Many nights, more often than not, I am beckoned to her bedside to reassure her. I say, “I am just down the hall. You have nothing to fear. I am here and will protect you . I always will,” I tell her. “There are no monsters lurking in the dark.” I say these things. Even though a very big piece of me cringes. I promise her she is safe and that there are no such thing as monsters, but even as I say it, I feel the bitterness of the lie on my tongue.

It is a lie not because I won’t do everything I can to protect her, but because there are monsters in our world. Real ones. Ones that make those of faerie tales, make believe, and my imagination seem almost Disney-esque in their villainy.

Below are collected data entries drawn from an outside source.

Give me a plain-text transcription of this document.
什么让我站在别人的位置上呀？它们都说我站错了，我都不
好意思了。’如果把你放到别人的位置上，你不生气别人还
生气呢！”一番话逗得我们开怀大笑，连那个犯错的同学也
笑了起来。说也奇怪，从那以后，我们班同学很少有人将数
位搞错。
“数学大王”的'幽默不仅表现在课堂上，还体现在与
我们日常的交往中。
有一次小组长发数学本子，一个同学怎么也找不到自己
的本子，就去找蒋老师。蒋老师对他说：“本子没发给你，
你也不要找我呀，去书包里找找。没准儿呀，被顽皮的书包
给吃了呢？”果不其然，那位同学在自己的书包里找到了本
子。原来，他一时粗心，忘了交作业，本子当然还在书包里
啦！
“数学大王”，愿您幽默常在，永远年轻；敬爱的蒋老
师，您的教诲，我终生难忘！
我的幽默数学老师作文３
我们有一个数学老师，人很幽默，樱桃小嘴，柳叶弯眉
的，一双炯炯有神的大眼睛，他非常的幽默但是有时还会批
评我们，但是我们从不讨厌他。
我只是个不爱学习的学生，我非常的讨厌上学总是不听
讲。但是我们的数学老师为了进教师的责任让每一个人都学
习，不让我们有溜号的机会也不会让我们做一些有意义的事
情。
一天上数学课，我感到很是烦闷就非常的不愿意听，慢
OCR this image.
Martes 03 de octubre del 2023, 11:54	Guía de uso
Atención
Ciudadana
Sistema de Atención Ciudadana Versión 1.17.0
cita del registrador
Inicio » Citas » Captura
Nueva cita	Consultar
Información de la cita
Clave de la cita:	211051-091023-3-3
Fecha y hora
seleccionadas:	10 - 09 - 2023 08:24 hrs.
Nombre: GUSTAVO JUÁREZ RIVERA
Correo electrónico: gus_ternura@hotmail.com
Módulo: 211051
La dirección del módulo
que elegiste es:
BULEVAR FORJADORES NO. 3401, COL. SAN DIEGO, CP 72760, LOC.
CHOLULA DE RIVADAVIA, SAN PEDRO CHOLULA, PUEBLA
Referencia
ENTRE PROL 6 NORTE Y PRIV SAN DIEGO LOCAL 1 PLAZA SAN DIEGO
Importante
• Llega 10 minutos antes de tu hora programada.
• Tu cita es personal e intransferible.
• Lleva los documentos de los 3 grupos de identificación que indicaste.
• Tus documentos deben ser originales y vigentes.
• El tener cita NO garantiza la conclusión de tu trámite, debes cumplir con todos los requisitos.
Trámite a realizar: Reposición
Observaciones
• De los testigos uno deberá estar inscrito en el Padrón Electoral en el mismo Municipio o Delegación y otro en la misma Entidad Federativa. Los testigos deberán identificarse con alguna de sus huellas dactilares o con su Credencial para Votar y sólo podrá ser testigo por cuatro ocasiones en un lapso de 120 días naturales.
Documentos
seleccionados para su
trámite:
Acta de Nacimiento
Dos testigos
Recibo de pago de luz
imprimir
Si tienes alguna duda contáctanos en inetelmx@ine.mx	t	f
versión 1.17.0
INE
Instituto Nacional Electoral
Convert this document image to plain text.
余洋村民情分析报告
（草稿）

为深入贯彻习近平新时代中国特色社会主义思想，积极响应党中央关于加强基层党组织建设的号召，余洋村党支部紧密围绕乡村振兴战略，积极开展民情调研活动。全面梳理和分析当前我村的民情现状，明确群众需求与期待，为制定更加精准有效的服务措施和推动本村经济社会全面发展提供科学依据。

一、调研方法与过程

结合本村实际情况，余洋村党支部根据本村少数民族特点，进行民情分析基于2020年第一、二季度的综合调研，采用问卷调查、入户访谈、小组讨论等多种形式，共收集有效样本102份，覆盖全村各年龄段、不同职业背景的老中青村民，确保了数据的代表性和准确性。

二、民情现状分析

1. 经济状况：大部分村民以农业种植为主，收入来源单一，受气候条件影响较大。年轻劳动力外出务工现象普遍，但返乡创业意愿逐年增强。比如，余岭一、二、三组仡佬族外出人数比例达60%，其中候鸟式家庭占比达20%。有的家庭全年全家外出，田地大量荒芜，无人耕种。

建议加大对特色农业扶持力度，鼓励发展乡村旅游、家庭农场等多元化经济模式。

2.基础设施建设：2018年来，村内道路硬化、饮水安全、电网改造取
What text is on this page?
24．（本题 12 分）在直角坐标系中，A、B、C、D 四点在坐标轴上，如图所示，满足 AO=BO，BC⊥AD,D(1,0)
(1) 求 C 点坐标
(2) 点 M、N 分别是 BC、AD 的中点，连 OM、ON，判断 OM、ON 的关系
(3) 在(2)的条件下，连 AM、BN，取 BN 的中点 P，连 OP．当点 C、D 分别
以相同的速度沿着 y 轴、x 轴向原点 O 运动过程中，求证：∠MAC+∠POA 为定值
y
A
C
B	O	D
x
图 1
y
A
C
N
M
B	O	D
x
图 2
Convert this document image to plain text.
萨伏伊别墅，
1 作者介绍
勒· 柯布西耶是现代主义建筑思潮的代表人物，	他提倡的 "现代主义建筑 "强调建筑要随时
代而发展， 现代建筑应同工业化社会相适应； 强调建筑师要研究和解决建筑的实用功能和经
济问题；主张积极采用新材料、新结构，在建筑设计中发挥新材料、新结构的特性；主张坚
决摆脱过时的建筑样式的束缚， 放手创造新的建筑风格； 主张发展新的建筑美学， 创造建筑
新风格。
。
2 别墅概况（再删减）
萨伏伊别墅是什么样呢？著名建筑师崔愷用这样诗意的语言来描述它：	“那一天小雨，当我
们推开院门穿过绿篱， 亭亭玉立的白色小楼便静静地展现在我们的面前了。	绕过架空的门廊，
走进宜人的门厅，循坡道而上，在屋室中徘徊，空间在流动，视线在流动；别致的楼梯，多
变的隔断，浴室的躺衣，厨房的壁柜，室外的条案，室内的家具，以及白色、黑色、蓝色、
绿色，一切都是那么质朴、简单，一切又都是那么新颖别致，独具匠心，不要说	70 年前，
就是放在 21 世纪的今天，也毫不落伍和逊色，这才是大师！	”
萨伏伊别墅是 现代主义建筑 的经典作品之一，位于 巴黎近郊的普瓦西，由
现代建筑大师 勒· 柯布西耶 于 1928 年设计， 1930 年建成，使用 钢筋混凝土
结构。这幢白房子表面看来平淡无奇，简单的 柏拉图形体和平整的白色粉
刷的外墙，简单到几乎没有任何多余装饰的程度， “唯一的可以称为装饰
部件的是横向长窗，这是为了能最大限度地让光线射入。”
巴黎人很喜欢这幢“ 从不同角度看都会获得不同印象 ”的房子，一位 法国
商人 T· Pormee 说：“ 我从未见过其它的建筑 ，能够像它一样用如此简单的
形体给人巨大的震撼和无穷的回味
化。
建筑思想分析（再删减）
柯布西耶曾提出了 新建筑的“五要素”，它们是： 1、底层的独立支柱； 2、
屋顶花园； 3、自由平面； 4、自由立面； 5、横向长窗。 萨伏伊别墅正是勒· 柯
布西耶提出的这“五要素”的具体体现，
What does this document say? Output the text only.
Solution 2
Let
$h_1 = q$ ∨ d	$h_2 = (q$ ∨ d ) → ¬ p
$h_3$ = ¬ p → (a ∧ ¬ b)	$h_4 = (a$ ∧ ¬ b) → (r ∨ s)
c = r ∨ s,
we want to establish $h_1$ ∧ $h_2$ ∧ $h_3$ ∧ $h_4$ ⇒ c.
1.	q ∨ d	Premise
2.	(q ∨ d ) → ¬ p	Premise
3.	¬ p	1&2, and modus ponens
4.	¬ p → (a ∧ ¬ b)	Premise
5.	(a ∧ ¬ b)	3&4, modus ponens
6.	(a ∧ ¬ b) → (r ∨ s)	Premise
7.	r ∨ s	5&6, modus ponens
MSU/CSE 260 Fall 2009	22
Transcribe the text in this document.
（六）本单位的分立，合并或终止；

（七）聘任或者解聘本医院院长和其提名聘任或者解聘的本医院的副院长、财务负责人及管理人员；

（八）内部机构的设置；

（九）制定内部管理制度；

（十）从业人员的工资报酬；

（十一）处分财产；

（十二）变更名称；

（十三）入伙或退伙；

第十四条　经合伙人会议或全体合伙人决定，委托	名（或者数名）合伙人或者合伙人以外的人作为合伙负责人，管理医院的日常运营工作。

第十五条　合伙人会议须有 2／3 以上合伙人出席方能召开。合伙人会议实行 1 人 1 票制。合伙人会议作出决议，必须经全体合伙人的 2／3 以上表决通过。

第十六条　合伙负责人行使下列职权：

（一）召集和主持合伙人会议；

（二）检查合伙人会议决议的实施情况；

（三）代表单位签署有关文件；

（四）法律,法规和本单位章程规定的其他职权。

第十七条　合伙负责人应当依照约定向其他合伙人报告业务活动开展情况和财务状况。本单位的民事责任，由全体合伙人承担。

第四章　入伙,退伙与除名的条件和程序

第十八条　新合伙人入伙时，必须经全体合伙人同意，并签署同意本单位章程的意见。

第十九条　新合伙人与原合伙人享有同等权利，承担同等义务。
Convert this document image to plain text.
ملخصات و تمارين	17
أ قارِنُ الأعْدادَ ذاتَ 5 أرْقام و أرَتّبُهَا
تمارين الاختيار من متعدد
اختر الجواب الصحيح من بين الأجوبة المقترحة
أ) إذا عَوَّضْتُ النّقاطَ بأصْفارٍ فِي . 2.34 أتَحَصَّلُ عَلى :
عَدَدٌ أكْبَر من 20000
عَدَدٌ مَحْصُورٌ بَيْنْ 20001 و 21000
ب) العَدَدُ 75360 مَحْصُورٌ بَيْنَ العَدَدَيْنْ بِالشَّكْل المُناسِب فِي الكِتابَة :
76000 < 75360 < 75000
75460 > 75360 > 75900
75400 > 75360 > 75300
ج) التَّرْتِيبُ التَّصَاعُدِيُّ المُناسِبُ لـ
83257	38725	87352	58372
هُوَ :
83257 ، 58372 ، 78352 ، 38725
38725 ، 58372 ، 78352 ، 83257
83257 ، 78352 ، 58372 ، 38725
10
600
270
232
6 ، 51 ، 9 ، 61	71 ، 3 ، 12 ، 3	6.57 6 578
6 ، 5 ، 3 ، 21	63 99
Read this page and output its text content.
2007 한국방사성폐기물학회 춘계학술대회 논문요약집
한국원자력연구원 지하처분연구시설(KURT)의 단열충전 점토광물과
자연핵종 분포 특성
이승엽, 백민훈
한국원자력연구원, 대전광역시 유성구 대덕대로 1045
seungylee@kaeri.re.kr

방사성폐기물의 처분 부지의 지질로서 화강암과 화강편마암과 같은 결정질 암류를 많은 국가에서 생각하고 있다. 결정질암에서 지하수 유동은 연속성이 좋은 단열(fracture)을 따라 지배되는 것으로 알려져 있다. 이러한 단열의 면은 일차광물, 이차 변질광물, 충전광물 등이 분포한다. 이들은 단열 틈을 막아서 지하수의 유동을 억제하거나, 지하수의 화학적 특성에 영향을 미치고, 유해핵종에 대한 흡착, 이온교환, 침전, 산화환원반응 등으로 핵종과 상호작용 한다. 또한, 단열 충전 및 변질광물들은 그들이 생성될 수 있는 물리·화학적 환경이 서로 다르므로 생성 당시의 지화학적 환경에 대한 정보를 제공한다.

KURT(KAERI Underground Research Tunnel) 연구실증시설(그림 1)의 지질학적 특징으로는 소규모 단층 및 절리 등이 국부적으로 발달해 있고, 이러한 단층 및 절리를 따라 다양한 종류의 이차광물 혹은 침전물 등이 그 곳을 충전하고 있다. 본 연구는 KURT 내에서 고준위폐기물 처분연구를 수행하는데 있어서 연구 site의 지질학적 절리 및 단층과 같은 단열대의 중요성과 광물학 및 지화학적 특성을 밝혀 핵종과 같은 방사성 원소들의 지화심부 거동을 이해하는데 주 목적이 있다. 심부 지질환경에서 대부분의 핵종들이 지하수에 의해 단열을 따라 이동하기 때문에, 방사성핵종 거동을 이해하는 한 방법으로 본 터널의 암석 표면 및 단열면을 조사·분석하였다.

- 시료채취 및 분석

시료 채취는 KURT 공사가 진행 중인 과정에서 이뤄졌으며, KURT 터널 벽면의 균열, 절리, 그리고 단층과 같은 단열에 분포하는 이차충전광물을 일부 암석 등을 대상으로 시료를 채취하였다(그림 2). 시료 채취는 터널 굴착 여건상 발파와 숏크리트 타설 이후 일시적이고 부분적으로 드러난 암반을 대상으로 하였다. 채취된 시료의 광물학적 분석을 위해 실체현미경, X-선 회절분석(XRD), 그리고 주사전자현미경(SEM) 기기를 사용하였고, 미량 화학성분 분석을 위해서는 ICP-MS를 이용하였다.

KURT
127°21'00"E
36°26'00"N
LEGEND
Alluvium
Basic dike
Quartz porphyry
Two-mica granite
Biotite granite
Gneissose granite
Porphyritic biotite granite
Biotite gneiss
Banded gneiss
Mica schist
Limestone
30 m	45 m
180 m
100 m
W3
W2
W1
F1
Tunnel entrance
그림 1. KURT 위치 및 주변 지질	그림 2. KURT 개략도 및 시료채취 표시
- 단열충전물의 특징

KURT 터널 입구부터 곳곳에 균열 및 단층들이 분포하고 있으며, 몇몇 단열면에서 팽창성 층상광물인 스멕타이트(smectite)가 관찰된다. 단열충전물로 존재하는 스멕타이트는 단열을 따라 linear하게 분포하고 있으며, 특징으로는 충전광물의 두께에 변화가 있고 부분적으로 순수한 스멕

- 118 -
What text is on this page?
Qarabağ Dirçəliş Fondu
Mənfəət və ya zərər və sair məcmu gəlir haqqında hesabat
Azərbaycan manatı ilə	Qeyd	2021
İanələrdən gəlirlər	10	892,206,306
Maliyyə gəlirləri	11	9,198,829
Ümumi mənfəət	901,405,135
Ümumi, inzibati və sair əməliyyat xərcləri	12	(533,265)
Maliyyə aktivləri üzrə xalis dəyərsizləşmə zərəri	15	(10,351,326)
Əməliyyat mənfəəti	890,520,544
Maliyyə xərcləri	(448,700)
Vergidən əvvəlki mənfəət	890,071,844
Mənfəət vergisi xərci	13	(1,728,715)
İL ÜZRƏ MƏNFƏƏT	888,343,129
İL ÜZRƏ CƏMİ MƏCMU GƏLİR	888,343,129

They are the monsters that steal our children as they walk home from school or to the park, that intercept college students on their way back to their dorm rooms, or shoot 14 year old girls in the head for blogging about their right to attend school.

Maybe it’s a small lie in the scheme of things. An Easter Bunny or Santa Claus fib to quell my daughter’s fears in the middle of the night. But…it is a lie, none the less. One that never sits well in my heart.

What concerns me more than the lie is my own inability in keeping the promise I make. There is nothing I wouldn’t do to protect my girls. No one I wouldn’t protect them from. No, that’s not what I fear. It is that I cannot be with her, them, every minute of every day. That is my fear. I fear the shadows for when they are alone, and I won’t be able to keep my promise. I am sure that many fathers have made similar promises to their children only to lose them to these monsters in our world. The thought has made me mistrust the night once more. Made me sleep less soundly and not trust the darkness. Maybe this is just a part of parenting, but I don’t like lying to my daughter, and I can’t abide the feeling that the monsters now have an upper hand.

It has become a scary world to me once more now that I have my own children. However, in the last week I found solace in realizing we’re not defenseless to the monsters in our world. Malala Yousafzai reminded me that the courage and strength of one child is more powerful than all the hate and evil in this world.

So, as my daughter crawls into my bed or calls me into her room to defend her from the monsters lurking in the shadows, I’ll remind her from now on that the monsters fear her more than me. That her strength and goodness is her light, her shield, her weapon against any monsters in this world.

And I’ll remind myself that it is mine too.